And then the punchline:

[W]hen it is time for us to sell, or even to stop buying, the response could be quite strong; there is every reason to expect a strong response. So there are a couple of ways to look at it. It is about $1.2 trillion in sales; you take 60 months, you get about $20 billion a month. That is a very doable thing, it sounds like, in a market where the norm by the middle of next year is $80 billion a month. Another way to look at it, though, is that it’s not so much the sale, the duration; it’s also unloading our short volatility position.

Ah yes, the Fed’s “short volatility position” something which vol sellers over the past several years have grown to love and admire – occasional inverse VIX disasters like February 2018 notwithstanding.

But it was something that Powell said next that was an even more remarkable admission:

My third concern—and others have touched on it as well—is the problems of exiting from a near $4 trillion balance sheet. We’ve got a set of principles from June 2011 and have done some work since then, but it just seems to me that we seem to be way too confident that exit can be managed smoothly. Markets can be much more dynamic than we appear to think.

When you turn and say to the market, “I’ve got $1.2 trillion of these things,” it’s not just $20 billion a month— it’s the sight of the whole thing coming. And I think there is a pretty good chance that you could have quite a dynamic response in the market.

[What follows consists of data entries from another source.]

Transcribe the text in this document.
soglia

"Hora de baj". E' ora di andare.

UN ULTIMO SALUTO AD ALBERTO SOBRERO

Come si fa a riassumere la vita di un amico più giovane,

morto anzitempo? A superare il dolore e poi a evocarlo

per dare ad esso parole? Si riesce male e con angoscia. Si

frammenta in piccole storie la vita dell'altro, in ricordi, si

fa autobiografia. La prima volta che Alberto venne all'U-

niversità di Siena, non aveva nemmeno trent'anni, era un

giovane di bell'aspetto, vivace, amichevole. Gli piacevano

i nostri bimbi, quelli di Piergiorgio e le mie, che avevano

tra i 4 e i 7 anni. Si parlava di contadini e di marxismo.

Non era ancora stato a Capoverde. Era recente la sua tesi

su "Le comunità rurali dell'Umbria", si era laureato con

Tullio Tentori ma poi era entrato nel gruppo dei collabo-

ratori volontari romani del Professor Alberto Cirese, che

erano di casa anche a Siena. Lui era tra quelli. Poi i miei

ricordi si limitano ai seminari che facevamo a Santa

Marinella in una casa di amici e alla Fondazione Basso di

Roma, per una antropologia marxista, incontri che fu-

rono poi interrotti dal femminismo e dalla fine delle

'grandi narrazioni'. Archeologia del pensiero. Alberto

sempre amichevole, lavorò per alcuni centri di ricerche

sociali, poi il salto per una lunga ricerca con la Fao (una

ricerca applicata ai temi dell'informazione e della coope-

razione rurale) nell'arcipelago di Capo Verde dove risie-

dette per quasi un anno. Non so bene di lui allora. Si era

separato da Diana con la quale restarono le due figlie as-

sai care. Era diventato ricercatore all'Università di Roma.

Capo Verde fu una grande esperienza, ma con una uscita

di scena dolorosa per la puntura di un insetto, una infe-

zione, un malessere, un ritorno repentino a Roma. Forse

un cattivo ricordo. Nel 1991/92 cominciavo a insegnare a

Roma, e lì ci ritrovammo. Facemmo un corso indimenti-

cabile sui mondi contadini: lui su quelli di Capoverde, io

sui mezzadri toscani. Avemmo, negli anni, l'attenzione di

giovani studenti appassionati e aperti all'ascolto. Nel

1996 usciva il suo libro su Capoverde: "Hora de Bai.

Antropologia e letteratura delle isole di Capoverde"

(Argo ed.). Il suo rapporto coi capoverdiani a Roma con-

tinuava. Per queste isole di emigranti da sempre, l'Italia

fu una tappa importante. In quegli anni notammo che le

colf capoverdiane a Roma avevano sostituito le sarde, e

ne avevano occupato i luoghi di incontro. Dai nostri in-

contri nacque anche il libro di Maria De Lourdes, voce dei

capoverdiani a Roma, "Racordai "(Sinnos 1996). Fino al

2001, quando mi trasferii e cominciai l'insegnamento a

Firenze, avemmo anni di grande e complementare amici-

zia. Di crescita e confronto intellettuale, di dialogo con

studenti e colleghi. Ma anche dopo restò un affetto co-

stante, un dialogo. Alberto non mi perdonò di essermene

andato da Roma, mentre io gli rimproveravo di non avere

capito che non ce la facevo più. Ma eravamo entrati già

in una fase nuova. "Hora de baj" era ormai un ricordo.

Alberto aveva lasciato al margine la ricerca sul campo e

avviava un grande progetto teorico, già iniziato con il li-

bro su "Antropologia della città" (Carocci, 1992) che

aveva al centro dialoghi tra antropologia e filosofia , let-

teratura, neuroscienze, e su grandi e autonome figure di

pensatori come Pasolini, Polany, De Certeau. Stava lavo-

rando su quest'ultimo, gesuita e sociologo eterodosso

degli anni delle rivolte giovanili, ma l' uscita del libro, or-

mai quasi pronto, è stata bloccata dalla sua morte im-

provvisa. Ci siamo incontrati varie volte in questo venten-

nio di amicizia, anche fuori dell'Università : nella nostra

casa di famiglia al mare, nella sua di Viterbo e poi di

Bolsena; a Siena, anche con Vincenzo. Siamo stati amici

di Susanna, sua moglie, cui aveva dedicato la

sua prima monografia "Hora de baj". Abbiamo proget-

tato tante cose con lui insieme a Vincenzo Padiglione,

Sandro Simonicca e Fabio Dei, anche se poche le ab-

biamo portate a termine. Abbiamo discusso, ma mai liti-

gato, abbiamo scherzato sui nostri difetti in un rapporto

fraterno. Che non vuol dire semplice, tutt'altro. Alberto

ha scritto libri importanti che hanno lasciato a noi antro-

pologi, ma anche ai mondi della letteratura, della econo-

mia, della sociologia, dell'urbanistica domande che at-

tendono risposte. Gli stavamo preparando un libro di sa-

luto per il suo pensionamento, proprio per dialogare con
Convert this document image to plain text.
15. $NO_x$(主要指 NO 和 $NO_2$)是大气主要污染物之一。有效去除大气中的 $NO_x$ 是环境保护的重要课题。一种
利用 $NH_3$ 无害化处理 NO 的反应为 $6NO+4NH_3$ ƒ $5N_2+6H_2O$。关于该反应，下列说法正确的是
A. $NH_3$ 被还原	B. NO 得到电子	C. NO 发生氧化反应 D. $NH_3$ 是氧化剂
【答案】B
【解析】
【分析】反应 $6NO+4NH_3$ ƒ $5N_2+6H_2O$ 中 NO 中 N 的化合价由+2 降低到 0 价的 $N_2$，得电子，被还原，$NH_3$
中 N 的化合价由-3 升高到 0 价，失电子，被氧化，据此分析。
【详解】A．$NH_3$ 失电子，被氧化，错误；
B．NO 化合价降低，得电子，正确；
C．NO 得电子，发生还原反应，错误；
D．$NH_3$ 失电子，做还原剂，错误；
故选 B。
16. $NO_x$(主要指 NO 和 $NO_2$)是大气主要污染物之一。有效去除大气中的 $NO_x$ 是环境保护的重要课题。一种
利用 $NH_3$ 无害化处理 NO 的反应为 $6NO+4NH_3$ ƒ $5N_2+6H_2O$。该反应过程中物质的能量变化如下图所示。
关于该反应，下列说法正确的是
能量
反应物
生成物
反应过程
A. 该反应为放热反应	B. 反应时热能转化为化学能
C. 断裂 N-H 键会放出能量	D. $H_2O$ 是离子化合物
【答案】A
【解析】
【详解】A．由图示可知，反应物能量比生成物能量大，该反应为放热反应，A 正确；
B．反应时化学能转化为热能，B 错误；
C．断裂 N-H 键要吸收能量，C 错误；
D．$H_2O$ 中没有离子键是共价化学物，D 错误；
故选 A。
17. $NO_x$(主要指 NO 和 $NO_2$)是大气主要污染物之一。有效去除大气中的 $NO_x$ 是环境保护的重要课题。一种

In retrospect, this observation by Powell turned out to be quite prophetic: after all, who can forget Powell’s “autopilot” comment on the Fed’s quantitative tightening, i.e., balance sheet unwind, which together with the Fed’s 2018 rate hikes, sent the S&P to a mini bear market when stocks tumbled in the last few months of 2018: “quite a dynamic response in the market” indeed, and one which forced Powell just days later to reverse on the Fed’s entire tightening policy and, several months later, to launch QE4.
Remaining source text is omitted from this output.